Introduction:
The components of the Android architecture provide libraries for simplifying usual tasks. Architecture components help you structure your application in a robust, verifiable, and manageable way with less repetitive code. During Google I/O, Google introduced architecture components that include LiveData and ViewModel for the facilitation of developing an Android app using the MVVM pattern.
MVVM using LiveData:
It is a container class for observable data. Unlike a normal one, LiveData is lifecycle aware, which means it respects the lifecycle of other application components, such as tasks, fragments, or services. This knowledge ensures that LiveData only updates observers for application components that are in an active lifecycle state. LiveData is an observable data holder. This allows the components in your app to be able to observe LiveData objects for changes without creating explicit and rigid dependency paths between them. This means it can hold a set of data that can be observed from other Android components like Activities, Fragments, and Services. It’s lifecycle-aware and mostly used to update UI from the ViewModel in MVVM architecture projects.
Benefits of LiveData:
- No Memory Loss- Watchers are tied to lifecycle objects and clean up after themselves when their associated lifecycle gets destroyed.
- No crashes due to interrupted activities- If the view is destroyed or back stacked, it will not update it. With this approach, accidents can get withdrawn.
- No manual lifecycle management further- As LiveData automatically manages lifecycle changes in the user interface, it is lifecycle aware.
ViewModel:
ViewModel is an architectural component used to implement Android apps using MVVM. The ViewModel component is crucial in Android development, as it’s lifecycle-aware and used to implement the separation of concerns principle. ViewModel helps us to store, manage and prepare UI related data in a lifecycle conscious way. The main benefit of the ViewModel is that it is created the first time and if the Activity, Fragment or any other LifecycleOwner is destroyed or recreated by the system, the next time it starts it will receive the same ViewModel created before. It works like a Loader (AsyncTaskLoader and CursorLoader)

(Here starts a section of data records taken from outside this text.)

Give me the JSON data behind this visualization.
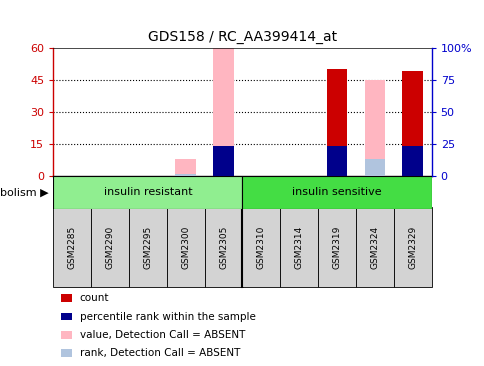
{
  "title": "GDS158 / RC_AA399414_at",
  "samples": [
    "GSM2285",
    "GSM2290",
    "GSM2295",
    "GSM2300",
    "GSM2305",
    "GSM2310",
    "GSM2314",
    "GSM2319",
    "GSM2324",
    "GSM2329"
  ],
  "group_label": "metabolism",
  "groups": [
    {
      "label": "insulin resistant",
      "color": "#90ee90",
      "start": 0,
      "end": 4
    },
    {
      "label": "insulin sensitive",
      "color": "#44dd44",
      "start": 5,
      "end": 9
    }
  ],
  "count_values": [
    0,
    0,
    0,
    0,
    0,
    0,
    0,
    50,
    0,
    49
  ],
  "rank_values": [
    0,
    0,
    0,
    0,
    14,
    0,
    0,
    14,
    0,
    14
  ],
  "absent_value_values": [
    0,
    0,
    0,
    8,
    60,
    0,
    0,
    0,
    45,
    0
  ],
  "absent_rank_values": [
    0,
    0,
    0,
    1,
    0,
    0,
    0,
    0,
    8,
    0
  ],
  "ylim_left": [
    0,
    60
  ],
  "ylim_right": [
    0,
    100
  ],
  "yticks_left": [
    0,
    15,
    30,
    45,
    60
  ],
  "yticks_right": [
    0,
    25,
    50,
    75,
    100
  ],
  "ytick_labels_left": [
    "0",
    "15",
    "30",
    "45",
    "60"
  ],
  "ytick_labels_right": [
    "0",
    "25",
    "50",
    "75",
    "100%"
  ],
  "left_axis_color": "#cc0000",
  "right_axis_color": "#0000cc",
  "bar_width": 0.55,
  "absent_value_color": "#ffb6c1",
  "absent_rank_color": "#b0c4de",
  "count_color": "#cc0000",
  "rank_color": "#00008b",
  "bg_color": "#ffffff",
  "sample_box_color": "#d3d3d3",
  "legend_items": [
    {
      "color": "#cc0000",
      "label": "count"
    },
    {
      "color": "#00008b",
      "label": "percentile rank within the sample"
    },
    {
      "color": "#ffb6c1",
      "label": "value, Detection Call = ABSENT"
    },
    {
      "color": "#b0c4de",
      "label": "rank, Detection Call = ABSENT"
    }
  ]
}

As we noticed in the image above, the ViewModel is kept alive even when the Activity is destroyed or reconstructed due to a configuration change for example. When the activity is finished the ViewModel calls the onCleared() method to clean up any remaining resource and avoid memory leaks.
We must keep in mind:
- A ViewModel class shouldn’t have any reference to LifecycleOwner, like Activity or fragment, or to the context, this makes the unit testing easier
- ViewModel object can contain LifecycleObservers , such as LiveData objects, but a ViewModel must never observe changes to lifecycle-aware observables, this has to be done on the LifecycleOwner
- If the ViewModel needs the Application context it should extend AndroidViewModel and receive the Application on the constructor.